En ces temps de constante accélération, à peine a-t-on le temps d’y penser qu’une chose a déjà disparu ou a été oubliée. Ainsi, j’ignore pour combien de temps l’Arc de Triomphe de la place de l’Étoile est censé rester emballé selon les spécifications laissées par feu Christo et même s’il l’est encore aujourd’hui.
À ce sujet, je ne
joindrai pas ma voix à celles qui, dans quelques milieux dits culturels,
chantent les louanges de cette dernière œuvre d’un artiste défunt, ni à celles
qui tonnent contre la supposée profanation d’un monument national. Je pourrais
me contenter de trouver que ça a de la gueule ou de demander quand et où
doit être emporté le monument que l’on vient ainsi d’emballer. Mais essayons de
penser un peu, ce n’est pas toujours déplaisant, tant l’exercice que le
résultat.
Le résultat de mes
réflexions est que les emballages de Christo ne relèvent tout simplement pas du
domaine de l’art. Non qu’ils soient laids ou offensants. Mais, pour commencer,
le caractère de récidive qu’ils présentent (l’Arc de Triomphe après le
Reichstag et, il y a quelque chose comme trente-cinq ans, le Pont-Neuf) en font
plus des événements orchestrés selon des procédés éprouvés que des œuvres d’art.

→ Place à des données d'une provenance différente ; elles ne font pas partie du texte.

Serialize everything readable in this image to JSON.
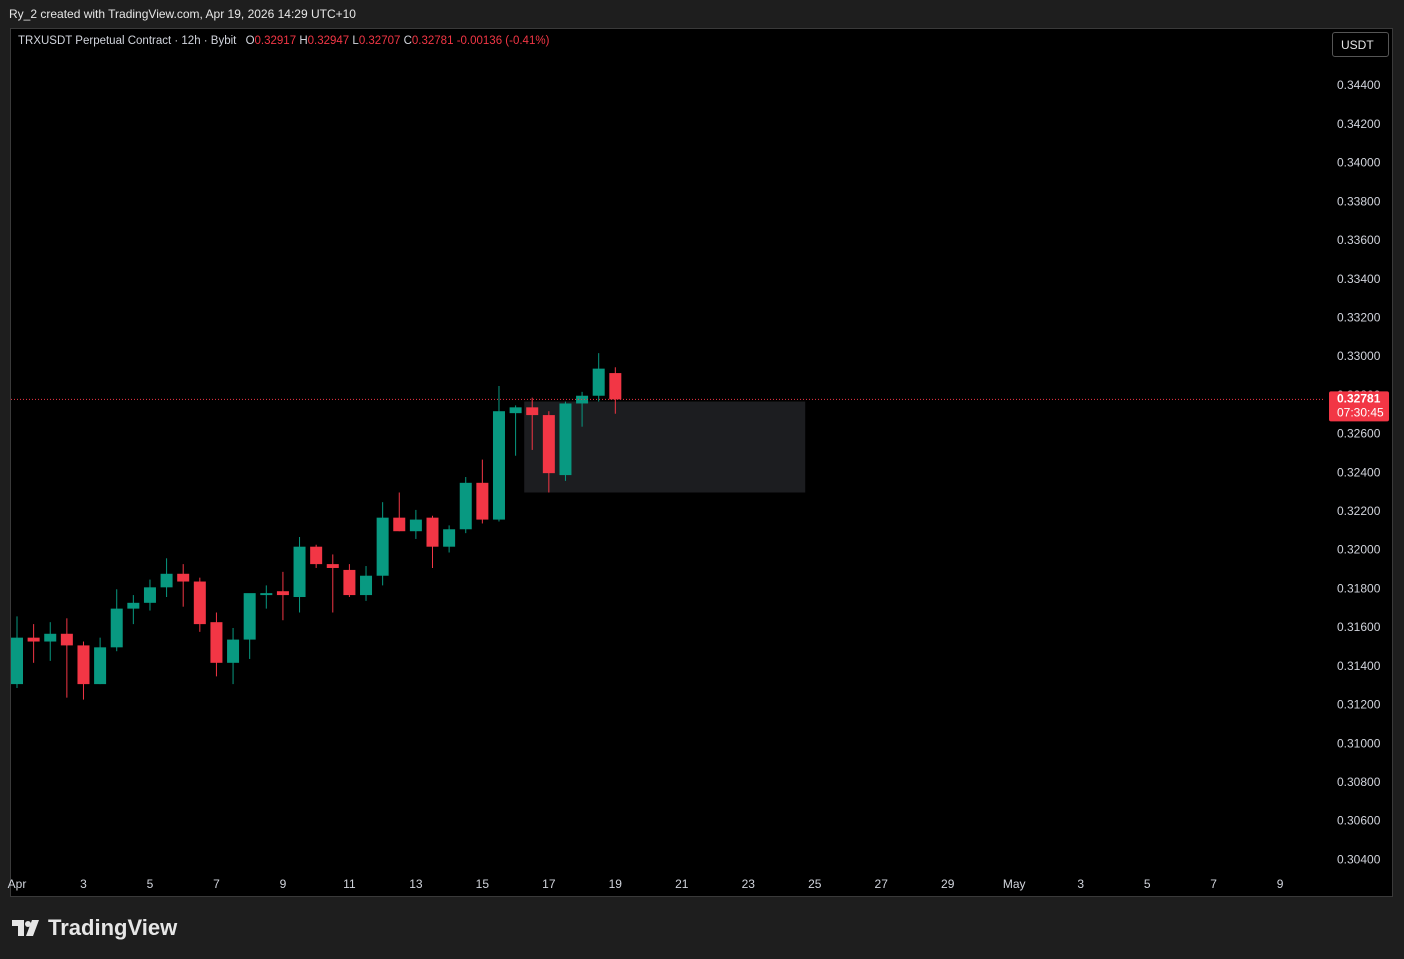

Poursuivons : l’idée d’emballer quelques monuments plus ou moins chargés
de symboles peut être amusante, voire belle, par l’aspect inhabituel que cet
emballage peut leur donner. Un véritable artiste en fera alors la
représentation grâce aux dons dont il aura été pourvu : l’idée, l’illusion
le talent suffisent, tandis que la réalisation vient tuer toute imagination,
tout art en tant que représentation et non réalisation d’un rêve. Imagine-t-on
Hubert Robert détruisant le Louvre ?
D’où vient alors l’erreur
consistant à considérer comme de l’art ce qui manifestement n’en est pas ?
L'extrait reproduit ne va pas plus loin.